What would eTypeOptionHideValue mean in the case of a scalar type that we add a summary formatter to, setting “skip-pointer” to false? If we have a pointer to the type, its value is the pointer value, if we have the type, its value is the scalar value of whatever the type is. What if we want to print the pointer value in the pointer case, but not the scalar value - since that’s in the summary string.
Do you mean just print the pointer value of T* but not the content of the scalar value as part of the summary string? Can you give an example?
I think the formatter writer should be aware of this and either set eTypeOptionHideValue to true to hide raw pointer value or not include the scalar value as part of the summary string.
I think the problem is that if the summary formatter for a scalar type sets eTypeOptionHideValue:=false (because it wants to format the value itself), then this will also hide the pointer value (even though that might be a reasonable thing to show). OTOH, if it sets the flag to true, then you get the pointer value when printing a pointer, but you also get the scalar value when printing the value itself.
These are two different things, so separate flags might make sense, but another way to split this hair might be to say that eTypeOptionHideValue only affects the printing of the value for which the formatter is registered. So, if the formatter matches T, then this suppresses the value of T, but not of T*, even though the formatter will be used for T*. If you want to suppress the pointer value as well (not sure why you’d want that, maybe because this isn’t a real pointer and you’re just storing some values in its bits?), you need to register the formatter for T*.
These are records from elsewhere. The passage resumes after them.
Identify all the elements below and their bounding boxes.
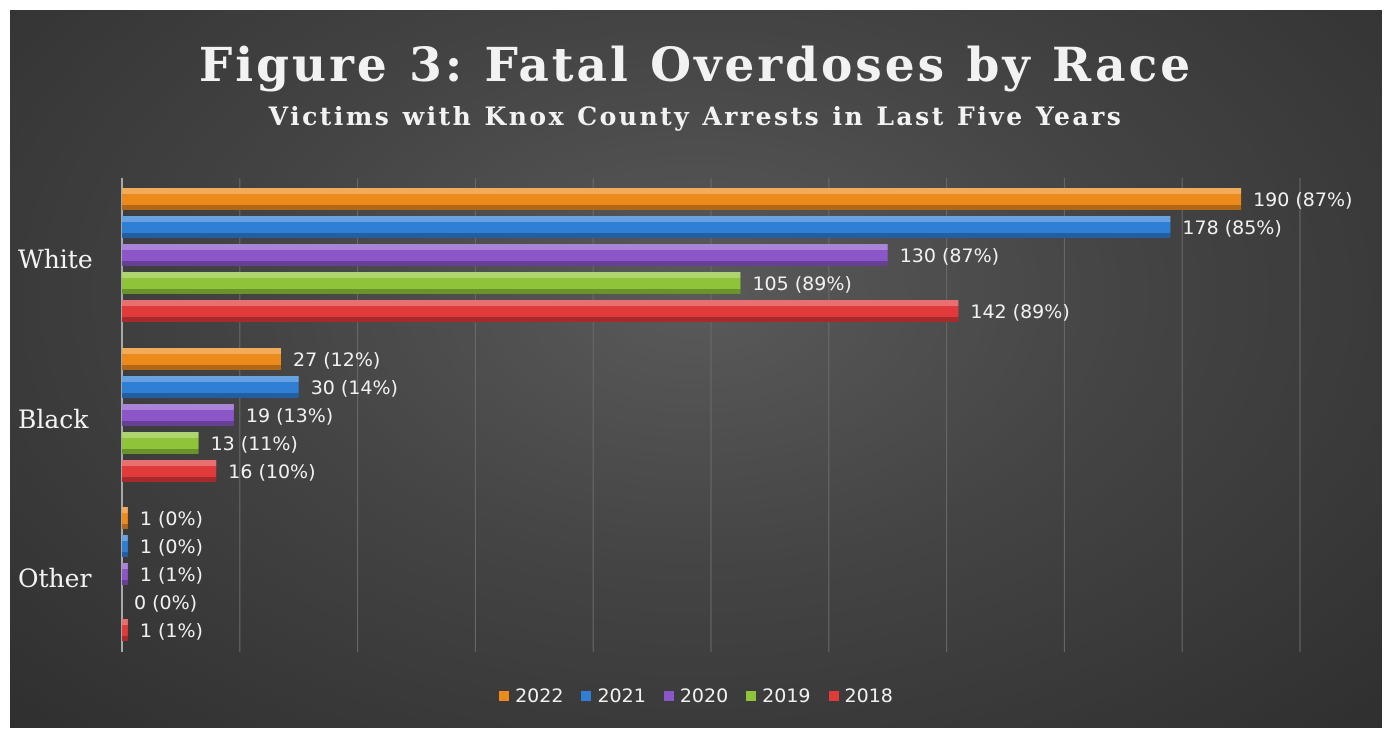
bar-highlight bbox=[122, 216, 1171, 222]
legend-swatch bbox=[663, 691, 674, 701]
bar-highlight bbox=[122, 348, 282, 354]
legend-item: 2020 bbox=[663, 685, 729, 707]
legend-label: 2022 bbox=[515, 685, 564, 707]
bar-shadow bbox=[122, 289, 741, 294]
bar-shadow bbox=[122, 636, 128, 641]
bar-highlight bbox=[122, 272, 741, 278]
bar bbox=[122, 535, 128, 557]
bar-plot: 190 (87%) 178 (85%) 130 (87%) 105 (89%) 142 … bbox=[18, 178, 1352, 652]
legend-item: 2019 bbox=[746, 685, 811, 707]
data-label: 1 (1%) bbox=[140, 620, 203, 642]
data-label: 30 (14%) bbox=[311, 377, 398, 399]
data-label: 105 (89%) bbox=[752, 273, 851, 295]
legend-swatch bbox=[499, 691, 510, 701]
category-label: Black bbox=[18, 405, 89, 434]
data-label: 178 (85%) bbox=[1182, 217, 1281, 239]
bar-shadow bbox=[122, 421, 234, 426]
data-label: 190 (87%) bbox=[1253, 189, 1352, 211]
bar bbox=[122, 244, 888, 266]
category-label: Other bbox=[18, 564, 91, 593]
bar-shadow bbox=[122, 477, 217, 482]
category-label: White bbox=[18, 245, 93, 274]
bar-shadow bbox=[122, 365, 282, 370]
bar-highlight bbox=[122, 244, 888, 250]
bar-shadow bbox=[122, 205, 1242, 210]
data-label: 1 (1%) bbox=[140, 564, 203, 586]
data-label: 19 (13%) bbox=[246, 405, 333, 427]
legend: 2022 2021 2020 2019 2018 bbox=[10, 685, 1382, 707]
bar-shadow bbox=[122, 233, 1171, 238]
data-label: 27 (12%) bbox=[293, 349, 380, 371]
data-label: 130 (87%) bbox=[900, 245, 999, 267]
bar bbox=[122, 507, 128, 529]
chart-area: Figure 3: Fatal Overdoses by Race Victim… bbox=[10, 10, 1382, 728]
bar-highlight bbox=[122, 404, 234, 410]
bar-highlight bbox=[122, 300, 959, 306]
legend-label: 2019 bbox=[762, 685, 811, 707]
bar-highlight bbox=[122, 188, 1242, 194]
bar-highlight bbox=[122, 376, 299, 382]
legend-item: 2022 bbox=[499, 685, 563, 707]
bar bbox=[122, 460, 217, 482]
bar bbox=[122, 619, 128, 641]
legend-label: 2018 bbox=[844, 685, 893, 707]
chart-title: Figure 3: Fatal Overdoses by Race bbox=[198, 38, 1194, 93]
bar-shadow bbox=[122, 393, 299, 398]
bar bbox=[122, 300, 959, 322]
legend-label: 2020 bbox=[679, 685, 729, 707]
data-label: 1 (0%) bbox=[140, 536, 203, 558]
bar-highlight bbox=[122, 432, 199, 438]
data-label: 142 (89%) bbox=[970, 301, 1069, 323]
legend-swatch bbox=[581, 691, 592, 701]
bar bbox=[122, 272, 741, 294]
legend-swatch bbox=[746, 691, 757, 701]
bar-highlight bbox=[122, 619, 128, 625]
bar bbox=[122, 348, 282, 370]
bar-shadow bbox=[122, 449, 199, 454]
bar-shadow bbox=[122, 317, 959, 322]
bar-shadow bbox=[122, 524, 128, 529]
bar-shadow bbox=[122, 552, 128, 557]
bar bbox=[122, 376, 299, 398]
legend-swatch bbox=[828, 691, 839, 701]
bar-highlight bbox=[122, 460, 217, 466]
data-label: 0 (0%) bbox=[134, 592, 197, 614]
data-label: 13 (11%) bbox=[211, 433, 298, 455]
bar bbox=[122, 216, 1171, 238]
data-label: 1 (0%) bbox=[140, 508, 203, 530]
bar-shadow bbox=[122, 580, 128, 585]
bar bbox=[122, 563, 128, 585]
bar-highlight bbox=[122, 563, 128, 569]
data-label: 16 (10%) bbox=[228, 461, 315, 483]
bar bbox=[122, 432, 199, 454]
chart-subtitle: Victims with Knox County Arrests in Last… bbox=[268, 102, 1124, 131]
legend-item: 2018 bbox=[828, 685, 893, 707]
bar-shadow bbox=[122, 261, 888, 266]
bar-highlight bbox=[122, 535, 128, 541]
bar bbox=[122, 404, 234, 426]
legend-item: 2021 bbox=[581, 685, 646, 707]
legend-label: 2021 bbox=[597, 685, 646, 707]
bar bbox=[122, 188, 1242, 210]
bar-highlight bbox=[122, 507, 128, 513]
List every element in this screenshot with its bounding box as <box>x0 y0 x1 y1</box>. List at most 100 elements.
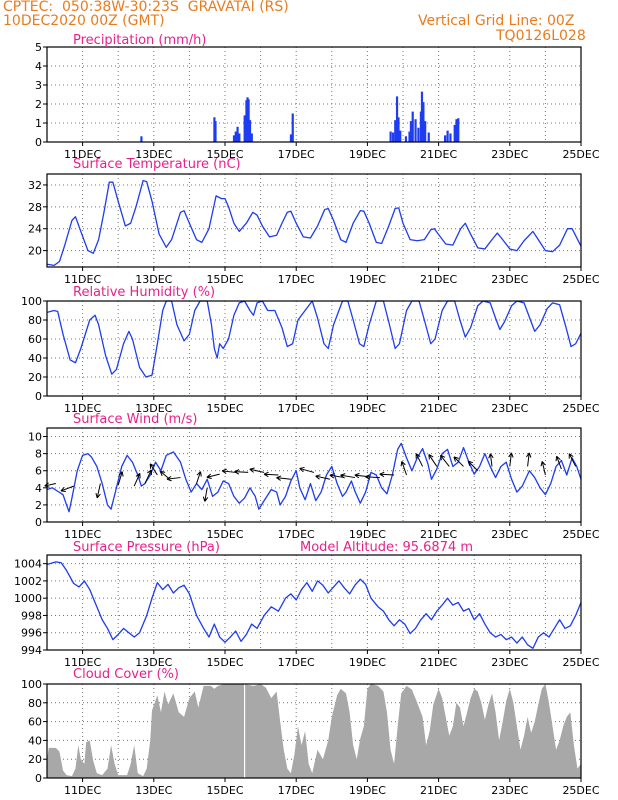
rh-xtick-label: 15DEC <box>206 402 243 415</box>
temp-ytick-label: 24 <box>28 223 42 236</box>
precip-xtick-label: 19DEC <box>349 148 386 161</box>
precip-bar <box>248 120 252 142</box>
pres-series-line <box>46 561 582 649</box>
pres-xtick-label: 23DEC <box>491 656 528 669</box>
temp-xtick-label: 15DEC <box>206 273 243 286</box>
wind-ytick-label: 6 <box>35 465 42 478</box>
temp-title: Surface Temperature (nC) <box>73 157 241 172</box>
wind-xtick-label: 11DEC <box>64 528 101 541</box>
precip-frame <box>46 46 582 143</box>
pres-xtick-label: 19DEC <box>349 656 386 669</box>
precip-ytick-label: 2 <box>35 98 42 111</box>
wind-xtick-label: 25DEC <box>562 528 599 541</box>
precip-bar <box>457 118 460 142</box>
wind-vector <box>508 452 514 467</box>
pres-ytick-label: 1004 <box>14 558 42 571</box>
pres-title: Surface Pressure (hPa) <box>73 540 220 555</box>
precip-bar <box>234 131 237 142</box>
header-grid-note: Vertical Grid Line: 00Z <box>418 13 575 29</box>
cloud-xtick-label: 11DEC <box>64 784 101 797</box>
precip-bar <box>392 132 395 142</box>
precip-bar <box>394 120 397 142</box>
wind-vector <box>315 474 331 480</box>
cloud-ytick-label: 20 <box>28 753 42 766</box>
precip-bar <box>404 136 408 142</box>
wind-ytick-label: 0 <box>35 516 42 529</box>
wind-vector <box>276 475 291 481</box>
pres-xtick-label: 15DEC <box>206 656 243 669</box>
rh-xtick-label: 23DEC <box>491 402 528 415</box>
temp-frame <box>46 173 582 268</box>
wind-xtick-label: 15DEC <box>206 528 243 541</box>
precip-bar <box>408 131 411 142</box>
wind-ytick-label: 2 <box>35 499 42 512</box>
precip-bar <box>289 134 293 142</box>
wind-vector <box>415 453 424 467</box>
wind-vector <box>144 469 152 484</box>
precip-bar <box>453 124 456 142</box>
temp-xtick-label: 13DEC <box>135 273 172 286</box>
wind-vector <box>428 454 438 467</box>
precip-bar <box>250 133 253 142</box>
precip-bar <box>140 136 143 142</box>
wind-vector <box>340 473 356 479</box>
precip-bar <box>409 121 413 142</box>
wind-vector <box>400 461 408 476</box>
wind-ytick-label: 8 <box>35 448 42 461</box>
rh-xtick-label: 13DEC <box>135 402 172 415</box>
precip-bar <box>420 91 424 142</box>
wind-ytick-label: 10 <box>28 431 42 444</box>
wind-vector <box>221 468 236 475</box>
wind-vector <box>202 487 209 502</box>
cloud-ytick-label: 80 <box>28 697 42 710</box>
precip-xtick-label: 11DEC <box>64 148 101 161</box>
wind-vector <box>526 452 532 467</box>
cloud-ytick-label: 40 <box>28 734 42 747</box>
precip-ytick-label: 3 <box>35 79 42 92</box>
wind-vector <box>439 454 450 467</box>
cloud-ytick-label: 100 <box>21 678 42 691</box>
header-run-time: 10DEC2020 00Z (GMT) <box>3 13 165 29</box>
cloud-xtick-label: 19DEC <box>349 784 386 797</box>
precip-bar <box>414 119 417 142</box>
wind-xtick-label: 23DEC <box>491 528 528 541</box>
cloud-xtick-label: 17DEC <box>278 784 315 797</box>
temp-xtick-label: 11DEC <box>64 273 101 286</box>
cloud-xtick-label: 13DEC <box>135 784 172 797</box>
wind-vector <box>117 471 124 486</box>
pres-xtick-label: 25DEC <box>562 656 599 669</box>
wind-vector <box>133 472 141 487</box>
cloud-xtick-label: 23DEC <box>491 784 528 797</box>
precip-bar <box>399 130 402 142</box>
precip-xtick-label: 17DEC <box>278 148 315 161</box>
cloud-xtick-label: 15DEC <box>206 784 243 797</box>
cloud-xtick-label: 21DEC <box>420 784 457 797</box>
precip-xtick-label: 25DEC <box>562 148 599 161</box>
temp-ytick-label: 32 <box>28 179 42 192</box>
rh-xtick-label: 19DEC <box>349 402 386 415</box>
rh-xtick-label: 21DEC <box>420 402 457 415</box>
precip-xtick-label: 13DEC <box>135 148 172 161</box>
temp-xtick-label: 17DEC <box>278 273 315 286</box>
precip-ytick-label: 5 <box>35 41 42 54</box>
cloud-xtick-label: 25DEC <box>562 784 599 797</box>
rh-xtick-label: 17DEC <box>278 402 315 415</box>
wind-xtick-label: 13DEC <box>135 528 172 541</box>
wind-frame <box>46 427 582 523</box>
precip-bar <box>236 126 239 142</box>
precip-bar <box>247 99 250 142</box>
temp-ytick-label: 20 <box>28 245 42 258</box>
cloud-frame <box>46 683 582 779</box>
precip-bar <box>291 113 294 142</box>
wind-series-line <box>46 442 582 513</box>
wind-vector <box>263 471 279 478</box>
precip-ytick-label: 0 <box>35 136 42 149</box>
temp-xtick-label: 25DEC <box>562 273 599 286</box>
rh-ytick-label: 80 <box>28 314 42 327</box>
precip-bar <box>455 119 458 142</box>
temp-ytick-label: 28 <box>28 201 42 214</box>
pres-xtick-label: 11DEC <box>64 656 101 669</box>
pres-ytick-label: 1002 <box>14 575 42 588</box>
wind-vector <box>299 466 315 473</box>
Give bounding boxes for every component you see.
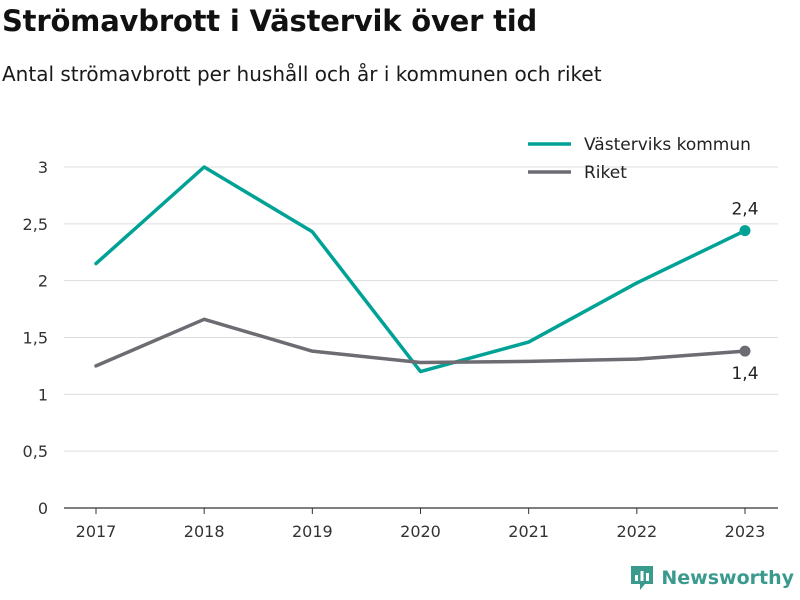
newsworthy-brand: Newsworthy: [629, 564, 794, 592]
chart-subtitle: Antal strömavbrott per hushåll och år i …: [2, 62, 602, 86]
y-tick-label: 2: [38, 272, 48, 291]
x-tick-label: 2017: [76, 522, 117, 541]
legend-label-1: Riket: [584, 163, 627, 183]
data-label-kommun: 2,4: [731, 200, 758, 220]
series-end-marker-1: [739, 345, 751, 357]
x-tick-label: 2019: [292, 522, 333, 541]
chart-title: Strömavbrott i Västervik över tid: [2, 4, 538, 38]
data-labels: 2,4 1,4: [731, 200, 758, 384]
data-label-riket: 1,4: [731, 364, 758, 384]
newsworthy-logo-icon: [631, 566, 654, 590]
y-tick-label: 0,5: [23, 442, 48, 461]
x-tick-label: 2021: [508, 522, 549, 541]
series-line-0: [94, 165, 747, 374]
y-tick-label: 0: [38, 499, 48, 518]
series-lines: [94, 165, 751, 374]
x-tick-label: 2022: [616, 522, 657, 541]
y-tick-label: 2,5: [23, 215, 48, 234]
legend: Västerviks kommun Riket: [528, 135, 751, 183]
series-line-1: [94, 317, 747, 368]
x-tick-label: 2018: [184, 522, 225, 541]
axes: 0 0,5 1 1,5 2 2,5 3 2017 2018 2019 2020 2021 2022 202…: [23, 158, 778, 541]
legend-label-0: Västerviks kommun: [584, 135, 751, 155]
y-tick-label: 3: [38, 158, 48, 177]
y-tick-label: 1: [38, 385, 48, 404]
x-tick-label: 2023: [725, 522, 766, 541]
series-end-marker-0: [739, 225, 751, 237]
x-tick-label: 2020: [400, 522, 441, 541]
gridlines: [64, 166, 778, 452]
brand-name: Newsworthy: [661, 567, 794, 589]
y-tick-label: 1,5: [23, 329, 48, 348]
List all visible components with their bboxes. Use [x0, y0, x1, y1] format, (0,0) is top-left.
This might make the most sense in conjunction with the idea of automatically dereferencing any pointer values before passing them to the formatter we were discussing in the other thread (as in that case, the formatter wouldn’t even know whether it’s printing a pointer or not).
(The reason why I think it’s good to not have too many flags is because it increases the number of situations that formatter author needs to consider (if he’s even aware the flag exists). I suspect most authors don’t test the formatters extensively (even we didn’t consider the double pointer case) and they just make sure they’re “good enough”. This is why I think it’s important to have good defaults. Showing the T* value for a T formatter seems like a good default to me.)
Either way (explicit flag or binding the meaning of value to the exact type the formatter was registered to regardless of the --skip-pointer & --skip-reference settings) would work. I’m not sure the latter is easier to explain than the explicit flag, but if it mostly just does what people want, we wouldn’t have to?
All I’m suggesting is remove the raw pointer value printing in libc++ container summary provider and flip the hide value flag for libcxx and libstdcxx. The changes are in the formatter side.
–skip-pointer option only affects whether or a formatter for T should be used for T* or not. eTypeOptionHideValue option is only effective when formatter is applied. If --skip-pointer is set, printing T* will not use T’s formatter and it’s printed as raw pointer value regardless eTypeOptionHideValue’s truth value. If --skip-pointer is not set, printing T* will use T’s formatter and it’s only printed with the raw pointer value if eTypeOptionHideValue is false.
What I think you’re saying is that we could remove the eTypeOptionHideValue flag from the existing lib(std)c++ data formatter (even though the flag currently causes lldb to print the value of scalar types) because none of the c++ types we are currently printing are scalar types. Does that sound right?